Pengobatan Since alopecia areata is a benign condition, treatment is not mandatory. Moreover treatment also depends on the extent of the illness since spontaneous remission rate is high in those with less than 40% scalp hair loss (making treatment less mandatory) and low in those with greater than 40% involvement. 5 Topical Treatment Corticosteroids: Such therapy includes intralesional injections or topical application. Intralesional steroids are the first-line treatment in localized conditions. Injections using a 3-mL syringe and a 30-gauge needle are administered intradermally. Triamcinolone acetonide is used most commonly. A concentration of 5 mg/mL is usually sufficient on the scalp. Less than 0.1 mL is injected per site. Injections are administered every 4-6 weeks. In responsive patients regrowth usually is seen within 4-6 weeks. Hair growth may persist for 6-9 months after a single injection. Treatment with topical steroids can be useful in children not tolerating injections and include fluocinolone acetonide cream and betamethasone dipropionate cream.

Minoxidil: Minoxidil 5% solution has been found to be effective in the treatment of AA in patients with extensive disease.

Immunotherapy: Topical immunotherapy using pollen allergens like squaric acid dibutylester and diphencyprone acts by eliciting an allergic contact dermatitis. In patients with severe alopecia areata (>50% involvement) acceptable regrowth varies from 22-68%.

Anhralin: So far studies with topical anthralin have shown less efficacy and more toxicity.
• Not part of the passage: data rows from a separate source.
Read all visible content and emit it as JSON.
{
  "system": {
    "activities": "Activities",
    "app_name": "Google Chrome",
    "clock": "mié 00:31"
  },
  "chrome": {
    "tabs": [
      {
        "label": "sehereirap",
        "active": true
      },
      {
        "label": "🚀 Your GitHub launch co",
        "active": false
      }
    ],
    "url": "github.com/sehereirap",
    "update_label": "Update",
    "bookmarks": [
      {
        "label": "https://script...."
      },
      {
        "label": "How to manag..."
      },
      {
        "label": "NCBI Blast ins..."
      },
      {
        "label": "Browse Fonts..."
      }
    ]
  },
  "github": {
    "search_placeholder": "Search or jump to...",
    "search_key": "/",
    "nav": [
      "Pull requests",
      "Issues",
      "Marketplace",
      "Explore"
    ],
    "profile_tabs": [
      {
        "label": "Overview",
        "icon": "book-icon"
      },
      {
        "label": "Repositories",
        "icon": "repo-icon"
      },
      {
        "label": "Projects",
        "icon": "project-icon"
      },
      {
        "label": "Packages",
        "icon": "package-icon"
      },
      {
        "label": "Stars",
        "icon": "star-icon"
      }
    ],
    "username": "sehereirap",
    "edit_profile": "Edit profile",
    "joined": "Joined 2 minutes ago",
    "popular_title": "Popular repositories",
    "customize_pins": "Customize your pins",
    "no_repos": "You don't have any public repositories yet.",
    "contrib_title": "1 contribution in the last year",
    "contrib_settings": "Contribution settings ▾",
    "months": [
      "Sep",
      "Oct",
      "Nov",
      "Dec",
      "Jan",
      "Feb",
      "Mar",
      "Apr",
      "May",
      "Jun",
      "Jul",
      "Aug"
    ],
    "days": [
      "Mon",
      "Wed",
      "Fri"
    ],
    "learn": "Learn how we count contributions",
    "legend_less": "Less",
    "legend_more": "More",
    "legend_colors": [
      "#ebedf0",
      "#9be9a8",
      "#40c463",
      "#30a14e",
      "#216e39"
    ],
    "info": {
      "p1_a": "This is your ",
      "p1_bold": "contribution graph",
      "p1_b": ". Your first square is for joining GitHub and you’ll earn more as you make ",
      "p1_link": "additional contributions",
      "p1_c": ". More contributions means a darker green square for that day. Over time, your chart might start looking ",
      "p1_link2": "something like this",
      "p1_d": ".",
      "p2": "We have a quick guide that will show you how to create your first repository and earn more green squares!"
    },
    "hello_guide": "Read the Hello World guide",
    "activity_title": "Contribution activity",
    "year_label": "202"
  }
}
Systemic Treatment

PUVA: Both systemic and topical Psoralen and UV-A have been used but were not found to be an effective long term therapy due to a high relapse rate.

Steroids: Systemic prednisone is not considered an agent of choice due to adverse effects.

Cyclosporine: Though useful, it has not found favor due to its high recurrence rate and adverse effect profile.

Other agents like tacrolimus, dapsone, methotrexate and interferon have been tried but are not yet approved.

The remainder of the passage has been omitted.